Ce projet s’inscrit dans le cadre du programme BKF/023, qui vise à renforcer la production de données environnementales fiables et à soutenir le développement de l’économie verte. L’atelier a permis d’informer les acteurs concernés sur les objectifs, les enjeux scientifiques et réglementaires, ainsi que sur l’organisation de ce nouveau dispositif de surveillance.
Depuis deux ans, une cinquantaine de micro-capteurs ont été installés à Ouagadougou. Ces équipements mesurent les concentrations de polluants dans plusieurs zones sensibles. Selon la chercheuse Marie Sawadogo, coordonnatrice du projet, les premières données révèlent des dépassements fréquents des seuils admissibles, notamment dans les secteurs exposés à la poussière ou à la combustion de déchets. Ces résultats soulignent l’importance d’agir rapidement.
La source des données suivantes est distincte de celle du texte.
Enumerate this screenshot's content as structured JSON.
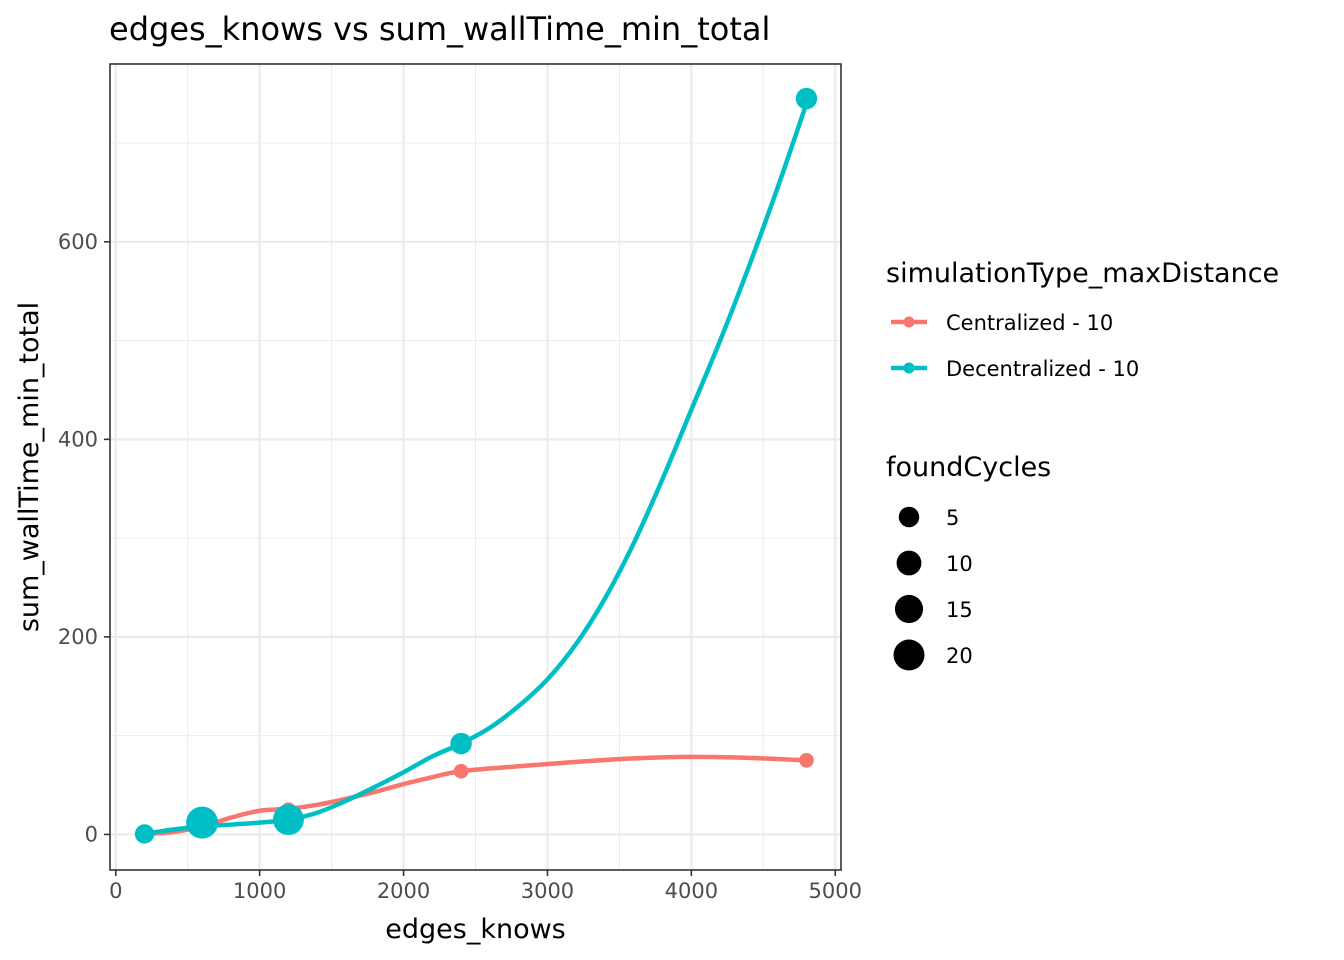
{
  "chart_data": {
    "type": "scatter",
    "title": "edges_knows  vs  sum_wallTime_min_total",
    "xlabel": "edges_knows",
    "ylabel": "sum_wallTime_min_total",
    "xlim": [
      -40,
      5040
    ],
    "ylim": [
      -36,
      780
    ],
    "x_ticks": [
      0,
      1000,
      2000,
      3000,
      4000,
      5000
    ],
    "y_ticks": [
      0,
      200,
      400,
      600
    ],
    "grid": true,
    "legend_position": "right",
    "color_legend": {
      "title": "simulationType_maxDistance"
    },
    "size_legend": {
      "title": "foundCycles",
      "entries": [
        {
          "label": "5",
          "value": 5
        },
        {
          "label": "10",
          "value": 10
        },
        {
          "label": "15",
          "value": 15
        },
        {
          "label": "20",
          "value": 20
        }
      ]
    },
    "series": [
      {
        "name": "Centralized - 10",
        "color": "#F8766D",
        "points": [
          {
            "x": 200,
            "y": 0.5,
            "size": 1
          },
          {
            "x": 600,
            "y": 8,
            "size": 1
          },
          {
            "x": 1200,
            "y": 25,
            "size": 1
          },
          {
            "x": 2400,
            "y": 64,
            "size": 1
          },
          {
            "x": 4800,
            "y": 75,
            "size": 1
          }
        ],
        "smooth": [
          [
            200,
            0.5
          ],
          [
            400,
            2.5
          ],
          [
            600,
            8
          ],
          [
            800,
            17
          ],
          [
            1000,
            24
          ],
          [
            1200,
            26
          ],
          [
            1400,
            30
          ],
          [
            1600,
            36
          ],
          [
            1800,
            43
          ],
          [
            2000,
            51
          ],
          [
            2200,
            58
          ],
          [
            2400,
            64
          ],
          [
            2800,
            69
          ],
          [
            3200,
            73.5
          ],
          [
            3600,
            77
          ],
          [
            4000,
            78.5
          ],
          [
            4400,
            77.5
          ],
          [
            4800,
            75
          ]
        ]
      },
      {
        "name": "Decentralized - 10",
        "color": "#00BFC4",
        "points": [
          {
            "x": 200,
            "y": 0.5,
            "size": 4
          },
          {
            "x": 600,
            "y": 12,
            "size": 22
          },
          {
            "x": 1200,
            "y": 15,
            "size": 20
          },
          {
            "x": 2400,
            "y": 92,
            "size": 6
          },
          {
            "x": 4800,
            "y": 745,
            "size": 6
          }
        ],
        "smooth": [
          [
            200,
            0.5
          ],
          [
            400,
            5
          ],
          [
            600,
            8
          ],
          [
            800,
            10
          ],
          [
            1000,
            12
          ],
          [
            1200,
            15
          ],
          [
            1400,
            22
          ],
          [
            1600,
            34
          ],
          [
            1800,
            48
          ],
          [
            2000,
            63
          ],
          [
            2200,
            79
          ],
          [
            2400,
            92
          ],
          [
            2600,
            108
          ],
          [
            2800,
            130
          ],
          [
            3000,
            157
          ],
          [
            3200,
            193
          ],
          [
            3400,
            239
          ],
          [
            3600,
            295
          ],
          [
            3800,
            360
          ],
          [
            4000,
            430
          ],
          [
            4200,
            500
          ],
          [
            4400,
            575
          ],
          [
            4600,
            655
          ],
          [
            4800,
            740
          ]
        ]
      }
    ]
  }
}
Le ministère en charge de l’environnement, à travers ses structures techniques, jouera un rôle central dans la valorisation des données collectées. Pour Félix Ibrango, chargé d’études au sein du ministère, ce projet marque une étape importante dans la compréhension des niveaux réels de pollution atmosphérique dans le pays. Il estime que ces données permettront de sensibiliser les populations et d’orienter les politiques publiques en matière de santé et d’environnement.
Renaud Dofini-Tuan Séni, directeur du laboratoire d’analyse de la qualité de l’environnement, a rappelé que des rapports annuels sur la qualité de l’air existent déjà, mais que les moyens techniques étaient jusque-là insuffisants pour assurer une surveillance continue et fiable. Grâce au nouveau dispositif, les capteurs fonctionneront désormais en continu, fournissant des données exploitables à toute heure.
Les informations recueillies serviront notamment à créer un indice de qualité de l’air propre au contexte burkinabè. L’objectif est d’outiller les autorités, les chercheurs et les citoyens pour une meilleure compréhension des enjeux liés à la pollution atmosphérique et pour appuyer la mise en place d’un dispositif national de suivi environnemental.